Раньше Таня даже не представляла себе, каково это быть
матерью-одиночкой, а теперь довелось. Может, кто-то скажет, что
сама виновата, конечно, зачастую многие женщин винят: не углядела,
не удержала, не заинтересовала, только лучше видно всем со своих
колоколен, а для Тани как гром среди ясного неба, что её больше не
любят, не видят смысла жить вместе, и вообще, какая-то женщина на
стороне скоро явит на свет малыша, а ей одной будет с ним тяжело, и
у ребёнка должен быть отец. Интересно получается, что той, которая
беременная, тяжело будет, а Тане, значит, легко. Только никто у неё
теперь не спрашивал, любовь она такая.
Таня поначалу не плакала. Сидела, как пришибленная веслом, и
молча смотрела, как муж собирает вещи.
- Может, отвернёшься? – спросил у жены, которая смотрела на
него, но, будто, не видела. – Как-то неуютно, - поёжился. –
Последней ск8тиной себя чувствую.
Таня очнулась, будто ото сна, заморгала, приходя в себя.
- А ты Андрюшку нарочно к матери моей отправил? – наконец,
догадалась она.
- Тань, ну дети не должны видеть ссоры родителей. Зачем ему
смотреть, как всё происходит? - развёл руками. - Ну и что я должен
был ему сказать?
- Правду, Жора, - удивилась жена. – Думаешь, он не заметит, что
отец куда-то делся?
Она не могла прийти в себя и осознать, что он может вот так
спокойно собрать вещи и зачеркнуть пять лет брака, связывающие их.
И ладно, что заменит одну жену другой, но как это будет по
отношению к ребёнку?
- Если ты сам с ним не поговоришь, мне придётся рассказать так,
как вижу я. Со своей колокольни, и, поверь, ты отнюдь не белый и
пушистый.
Кричать не хотелось, как и переходить на личности.
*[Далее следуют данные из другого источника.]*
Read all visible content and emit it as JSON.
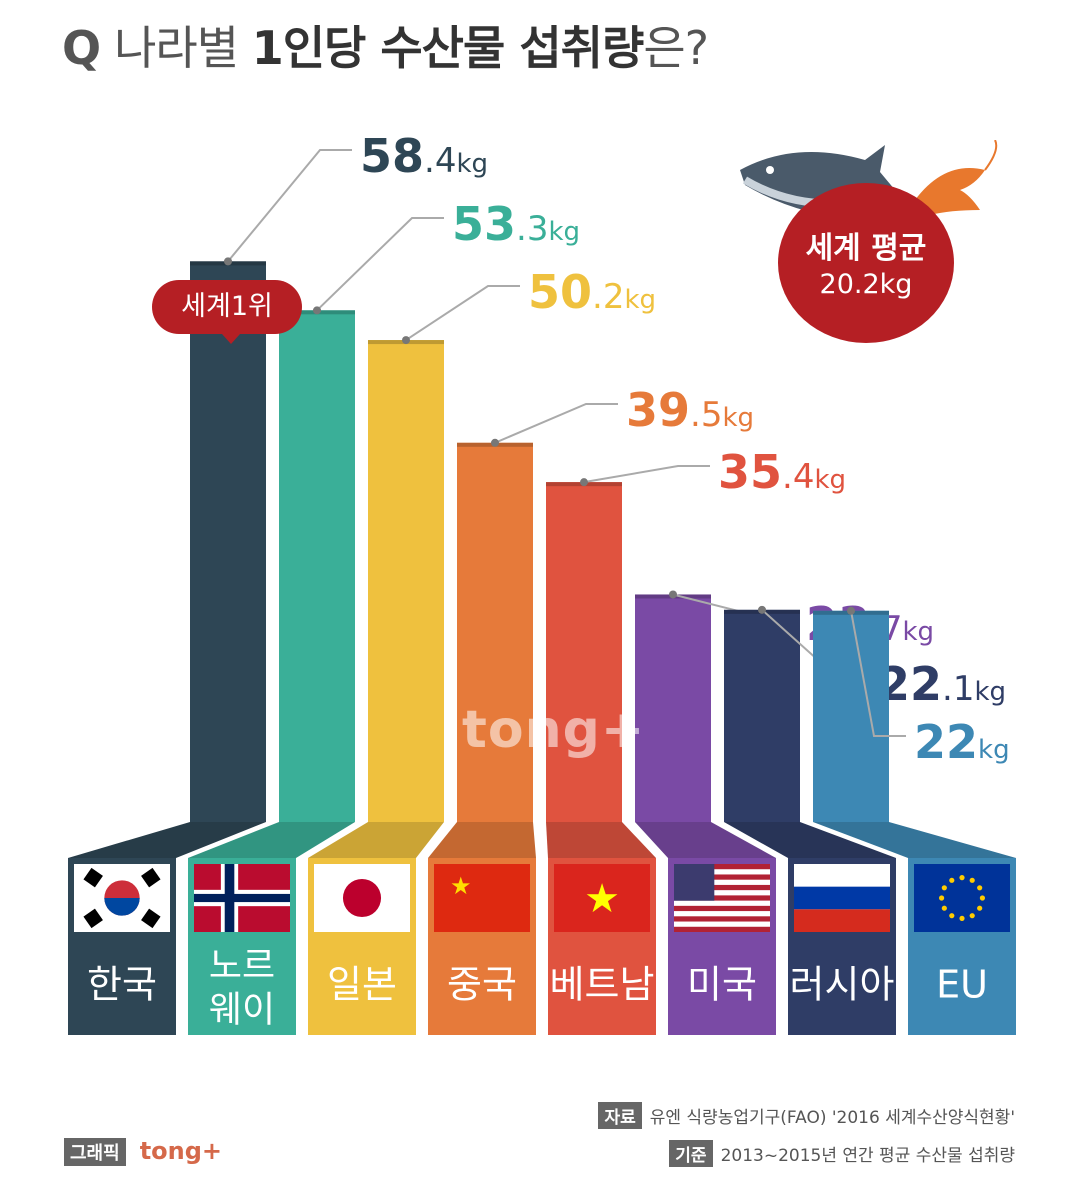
{
  "title": {
    "q": "Q",
    "pre": "나라별 ",
    "bold": "1인당 수산물 섭취량",
    "post": "은?"
  },
  "rank_badge": "세계1위",
  "world_average": {
    "label": "세계 평균",
    "value": "20.2kg"
  },
  "watermark": "tong+",
  "source": {
    "tag": "자료",
    "text": "유엔 식량농업기구(FAO) '2016 세계수산양식현황'"
  },
  "basis": {
    "tag": "기준",
    "text": "2013~2015년 연간 평균 수산물 섭취량"
  },
  "credit": {
    "tag": "그래픽",
    "brand": "tong+"
  },
  "chart_data": {
    "type": "bar",
    "categories": [
      "한국",
      "노르웨이",
      "일본",
      "중국",
      "베트남",
      "미국",
      "러시아",
      "EU"
    ],
    "values": [
      58.4,
      53.3,
      50.2,
      39.5,
      35.4,
      23.7,
      22.1,
      22
    ],
    "unit": "kg",
    "value_labels": [
      {
        "int": "58",
        "dec": ".4",
        "unit": "kg"
      },
      {
        "int": "53",
        "dec": ".3",
        "unit": "kg"
      },
      {
        "int": "50",
        "dec": ".2",
        "unit": "kg"
      },
      {
        "int": "39",
        "dec": ".5",
        "unit": "kg"
      },
      {
        "int": "35",
        "dec": ".4",
        "unit": "kg"
      },
      {
        "int": "23",
        "dec": ".7",
        "unit": "kg"
      },
      {
        "int": "22",
        "dec": ".1",
        "unit": "kg"
      },
      {
        "int": "22",
        "dec": "",
        "unit": "kg"
      }
    ],
    "category_lines": [
      [
        "한국"
      ],
      [
        "노르",
        "웨이"
      ],
      [
        "일본"
      ],
      [
        "중국"
      ],
      [
        "베트남"
      ],
      [
        "미국"
      ],
      [
        "러시아"
      ],
      [
        "EU"
      ]
    ],
    "flags": [
      "korea-flag",
      "norway-flag",
      "japan-flag",
      "china-flag",
      "vietnam-flag",
      "usa-flag",
      "russia-flag",
      "eu-flag"
    ],
    "colors": [
      "#2e4655",
      "#3aaf98",
      "#efc13e",
      "#e67a3a",
      "#e0533f",
      "#7a4aa5",
      "#2f3d66",
      "#3d88b4"
    ],
    "label_colors": [
      "#2e4655",
      "#3aaf98",
      "#efc13e",
      "#e67a3a",
      "#e0533f",
      "#7a4aa5",
      "#2f3d66",
      "#3d88b4"
    ],
    "ylim": [
      0,
      60
    ],
    "grid": false,
    "legend": "none"
  }
}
У неё был
свой личный шок, в котором сохранялось рациональное мышление. Уже
потом, когда пришло осознание, что это правда, и Георгий на самом
деле ушёл, забыв лишь несколько одиноких носков, она заплакала.
Ей и впрямь было жаль прожитых лет, но больше всего страшило,
как она объяснит Андрюшке, что случилось. Жора не стал, не смог,
струсил.
- Тань, скажи, что я уехал далеко на Север, - предложил он
жене.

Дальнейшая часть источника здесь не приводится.